Long-term effects of teflutixol on the synthesis and endogenous levels of mouse brain catecholamines.

Abstract

Abstract—The long term effects on accumulation of 14C‐labelled dopamine and noradrenaline after [14C]tyrosine administration and on the endogenous levels of catecholamines in mouse brain were studied after treatment with a new potent thioxanthene neuroleptic, teflutixol. The drug was given as a single dose (5 mg/kg i.p.), as repeated daily doses (1·25 mg/kg p.o.), or as a single dose of the palmitic ester in Viscoleo® (20 mg/kg s.c). After a single dose, teflutixol increased catecholamine synthesis (100%). Noradrenaline synthesis rapidly returned to normal, whereas decreased dopamine synthesis was seen from the third to sixth day, after which it was normal.

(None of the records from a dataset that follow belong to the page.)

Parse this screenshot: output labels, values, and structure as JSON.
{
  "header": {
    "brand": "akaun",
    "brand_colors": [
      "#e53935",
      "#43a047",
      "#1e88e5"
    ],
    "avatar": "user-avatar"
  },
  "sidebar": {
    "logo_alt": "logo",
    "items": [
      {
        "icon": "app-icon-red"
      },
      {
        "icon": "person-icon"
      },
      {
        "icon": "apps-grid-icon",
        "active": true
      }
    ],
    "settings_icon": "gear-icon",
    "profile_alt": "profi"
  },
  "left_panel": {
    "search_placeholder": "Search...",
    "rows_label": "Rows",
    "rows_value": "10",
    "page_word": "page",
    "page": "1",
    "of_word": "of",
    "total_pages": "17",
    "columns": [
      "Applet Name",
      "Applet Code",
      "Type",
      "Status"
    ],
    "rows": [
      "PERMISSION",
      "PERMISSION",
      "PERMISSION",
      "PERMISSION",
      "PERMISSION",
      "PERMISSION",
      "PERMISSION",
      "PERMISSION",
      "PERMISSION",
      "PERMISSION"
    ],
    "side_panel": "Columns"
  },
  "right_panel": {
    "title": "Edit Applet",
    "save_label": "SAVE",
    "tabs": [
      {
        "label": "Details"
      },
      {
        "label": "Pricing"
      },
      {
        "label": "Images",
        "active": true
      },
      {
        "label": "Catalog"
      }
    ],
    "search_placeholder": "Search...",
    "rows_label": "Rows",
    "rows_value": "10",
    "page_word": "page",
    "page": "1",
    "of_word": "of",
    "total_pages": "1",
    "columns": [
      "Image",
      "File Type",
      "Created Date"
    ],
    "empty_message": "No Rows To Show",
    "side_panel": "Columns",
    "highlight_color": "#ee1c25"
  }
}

When the receptors were continuously exposed to teflutixol, either by daily dosage or by the depot preparation, catecholamine synthesis was increased for the first few days but then returned to normal, indicating development of tolerance. Endogenous concentrations of catecholamines were only decreased during the first few days, when the increase in synthesis was greatest. The findings are in accordance with results obtained by Møller Nielsen & Christensen (1975), who found that receptor blockade was followed by receptor supersensitivity after treatment with a neuroleptic compound. The receptor blockade may activate a feedback mechanism that induces increased nervous firing with increased amine synthesis as a consequence. The resulting supersensitivity, if sufficiently great, may lead to reduced nervous firing, followed by slowing of dopamine synthesis.